Postdoctoral Research: My postdoctoral research is part of the Methane Conversion Cooperative (MC²) alliance between British Petroleum (BP) and the University of California at Berkeley. The focus of this long-term alliance is to explore challenging new possibilities in methane chemistry. Specifically, my research will focus on the halide-free catalytic carbonylation of dimethyl ether (DME) over zeolite based materials.

Previous research in our group has demonstrated highly selective conversion of DME to methyl acetate over an H-MOR catalyst. Parallel to on-going research exploring the kinetic behavior of this system, my research will focus on spectroscopic, isotopic and theoretical studies that aim to elucidate the mechanism of this reaction. Current research is focusing on IR studies of low temperature CO adsorption to characterize the acidity of these zeolite materials, DFT studies to understand the nature of binding of CO and DME on these materials and isotopic studies to determine the reversibility of the C-O bond cleavage in DME as well as the details of CO insertion for this reaction.

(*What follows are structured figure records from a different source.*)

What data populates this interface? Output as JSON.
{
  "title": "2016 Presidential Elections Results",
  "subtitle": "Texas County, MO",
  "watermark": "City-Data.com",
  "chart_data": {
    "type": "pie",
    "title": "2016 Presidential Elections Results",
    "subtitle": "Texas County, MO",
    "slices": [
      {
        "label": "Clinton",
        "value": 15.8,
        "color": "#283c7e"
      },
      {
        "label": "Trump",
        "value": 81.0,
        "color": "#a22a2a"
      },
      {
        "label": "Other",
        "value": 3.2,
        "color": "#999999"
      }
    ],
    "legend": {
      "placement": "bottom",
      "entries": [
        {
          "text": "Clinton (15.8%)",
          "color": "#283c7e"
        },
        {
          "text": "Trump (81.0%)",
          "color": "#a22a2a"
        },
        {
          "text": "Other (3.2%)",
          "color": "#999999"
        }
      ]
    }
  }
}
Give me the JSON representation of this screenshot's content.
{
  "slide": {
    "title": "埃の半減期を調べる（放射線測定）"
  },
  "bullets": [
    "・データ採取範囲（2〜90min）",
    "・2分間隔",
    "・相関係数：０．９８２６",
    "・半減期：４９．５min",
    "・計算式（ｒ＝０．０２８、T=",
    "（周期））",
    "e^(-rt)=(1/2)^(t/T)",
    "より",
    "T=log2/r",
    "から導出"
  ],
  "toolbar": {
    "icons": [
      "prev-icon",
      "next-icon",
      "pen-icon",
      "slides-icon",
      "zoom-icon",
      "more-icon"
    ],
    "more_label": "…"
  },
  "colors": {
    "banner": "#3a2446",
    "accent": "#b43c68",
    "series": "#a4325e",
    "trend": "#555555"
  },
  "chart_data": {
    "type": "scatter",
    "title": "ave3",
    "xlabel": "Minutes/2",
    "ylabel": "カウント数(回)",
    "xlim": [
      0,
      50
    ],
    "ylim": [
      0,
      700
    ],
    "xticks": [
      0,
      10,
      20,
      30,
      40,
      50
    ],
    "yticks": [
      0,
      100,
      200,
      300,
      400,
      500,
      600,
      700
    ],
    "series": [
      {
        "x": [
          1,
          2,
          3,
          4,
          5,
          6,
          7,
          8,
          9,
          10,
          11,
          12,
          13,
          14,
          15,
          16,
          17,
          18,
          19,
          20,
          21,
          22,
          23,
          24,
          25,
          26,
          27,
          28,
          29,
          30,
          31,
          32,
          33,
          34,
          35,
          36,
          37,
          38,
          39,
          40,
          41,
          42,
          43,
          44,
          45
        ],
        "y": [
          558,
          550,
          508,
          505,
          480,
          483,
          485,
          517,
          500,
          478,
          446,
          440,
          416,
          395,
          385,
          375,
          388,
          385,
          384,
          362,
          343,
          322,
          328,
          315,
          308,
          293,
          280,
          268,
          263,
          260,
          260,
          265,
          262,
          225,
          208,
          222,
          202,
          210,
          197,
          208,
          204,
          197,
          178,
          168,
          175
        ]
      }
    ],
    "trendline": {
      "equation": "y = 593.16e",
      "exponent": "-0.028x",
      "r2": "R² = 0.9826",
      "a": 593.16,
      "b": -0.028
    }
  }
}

[1] "Catalyst Design: Knowledge Extraction from High-Throughput Experimentation", Journal of Catalysis, 216 (2003) 98.

[2] "Microkinetic Modeling of Propane Aromatization on HZSM-5", Journal of Catalysis (in review) (2005).

[3] "DFT Investigation of Alkoxide Formation from Olefins in H-ZSM-5", J. Phys. Chem. B 107 (2003) 10476.

[4] " A DFT-Based Reaction Pathway Analysis of Hexadiene Cyclization via Carbenium Ion Intermediates: Mechanistic Study of Light Alkane Aromatization Catalysis", J. Phys. Chem. B 108 (2004) 971.

[5] " A Hybrid Genetic Algorithm for Efficient Parameter Estimation of Large Scale Reaction Networks", Computers and Chemical Engineering 28 (2004) 2569.